Before the sneers and mutterings of "philistine" begin, let me say that I know what the screenwriters and the director were going for -- Greek tragedy: a good man, a Hero is brought to ruin by a fatal flaw in his character. The problem is that here, as in all storytelling, a tragic ending must also be a satisfying one for the audience. No matter how sad the hero's fall/demise, no matter what plot twists occur, one has to be able to say, "Well, that's tragic, but it had to happen. It was inevitable." It's a storytelling tightrope, from which the screenwriters and director fell from great heights, crashed and burned.

In trying to throw a curve, they threw a spitball; they cheated. A deus ex machina ("Machine of the Gods") is a phony dramatic contrivance where the Gods step in at the end of a story and make everything right again. The hero is off the hook. What happened to the serial killer here was worse than a deus ex machina. He is killed by coincidence. That's just cheating.

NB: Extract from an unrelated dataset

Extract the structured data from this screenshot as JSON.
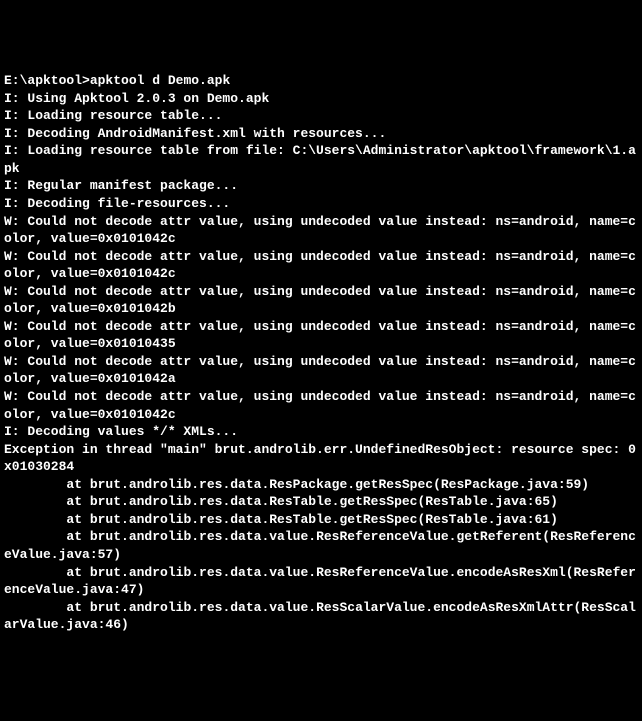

I would like to suggest what would have been a truly tragic ending. Make Jerry Black a lonelier man. One whose two failed marriages have left him without hope of having a family. Then he meets Lori and Chrissy. His unexpected love for them grows to *almost* the size of his obsession with catching the killer. Give him a true choice between love & obsession and let him pick the wrong one. Then let him catch the goddamned killer. And after he does, this Hero, having fulfilled his task, turns for love and adoration to Lori, who lets him have the same speech she does now and whisks herself and her daughter out of his life. Black then fully realizes what his heroic choice has cost him, and ends up lonely, embittered and perhaps mad.

That would have been a satisfying ending, because the way things play now, here's what the audience is thinking, "He deserves to catch the killer. He does not deserve to have this family after endangering Chrissy so horribly."

The ending of "The Pledge" is badly, terribly wrong, as it trashes what up until then was one of the finest suspense films I've ever seen and one of Jack Nicholson's greatest performances.